What about the ability to empathize? The families of the Palestinians who were killed in the Beita incident must have felt sorrow at the loss of their loved ones. Could not the Israelis who called  for revenge recognize that? Maybe. But to do so would have demanded they be able to see non-Jews as their fellow human beings, a complicated endeavor, no doubt, when you’re accustomed to thinking of yourself as “chosen.” Indeed, the only empathy shown is for the “violence-prone religious nationalist” Aldubi—a Jew. And yes, this too is classic Jewish behavior. When I say “classic Jewish behavior,” I do not of course mean all Jews are this way. There are indeed some who have broken out of the victimization pod. But these seem to be a small minority, and indeed the vast majority of Jews support the state of Israel.

Three years ago, on the twenty-second anniversary of the Beita incident, the Jewish blog Mondoweiss published an article on the events of that day that is well worth reading and which makes the Wikipedia article seem sort of like a “bare bones” account at best. Additionally, the Mondoweiss article informs us


* that Aldubi was a Meir Kahane follower


* that Prime Minister Yitzhak Shamir brought lighter fluid to Porat’s funeral, telling the mourners there that “the heart of the entire nation is boiling” and that “God will avenge her blood.”


*that the funeral occurred the same day it was discovered that the bullet had been fired from Aldubi’s gun


*that Israeli Religious Affairs Minister Zevulun Hammer called upon the army to “cut off the arms of these wild men and smash the skull of the viper of death.”
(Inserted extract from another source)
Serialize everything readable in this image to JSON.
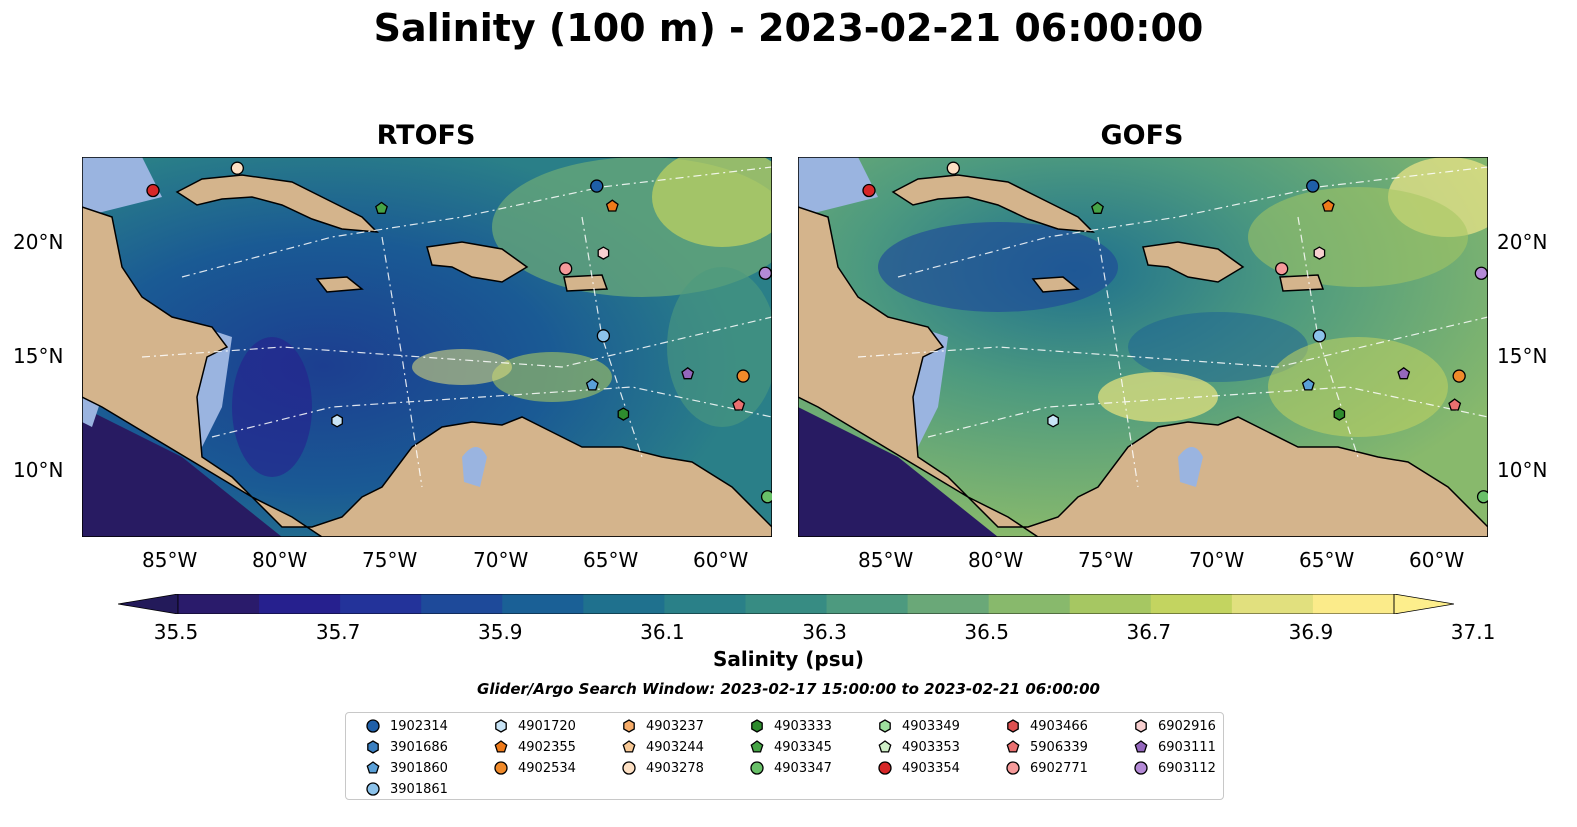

*that Minister of Justice Avraham Sharir recommended that houses in the village be demolished and that hundreds be expelled from the village on suspicion of responsibility.


* that Aldubi was indeed injured at the hands of the mother of the farmer killed, although in the Mondoweiss account it was not the man’s mother but his sister, and the rock was not thrown but used to actually physically strike him upon the head. The woman, we are additionally informed, was sentenced to prison.


Mondoweiss also documents media fabrications in coverage of the incident, including by the New York Times, and then goes on to comment:


So let’s sum this all up. A group of illegal Israeli settlers take a deliberately provocative hike to an Arab village to show them who’s boss. They allow an Israeli racist hothead with a violent history to be an armed guard, and he predictably murders two Palestinians and shoots two others, and accidentally kills an Israeli girl. The Times blames both sides equally. The Israeli army kills a third Palestinian youth for “running away” and destroys 14 homes, most if not all of them after learning who was responsible for killing the Israeli. The killer of three is allowed to walk free, while the pregnant sister of one of the Palestinian victims goes to prison, and six men from the village are expelled from the country.


The Mondoweiss piece is written by David Samel, and as I say it’s well worth reading, although I do take issue with the author on one point, and that is in which he describes the Beita incident as typifying “the racism, cruelty, injustice, even insanity of the Occupation.” Yes, it does typify those things—the “racism, cruelty and injustice of the occupation” as it were—but it is more than that alone, for it also typifies the mindset of those trapped in the victimization pod, a mindset leading to what I have referred to here as “classic Jewish behavior.”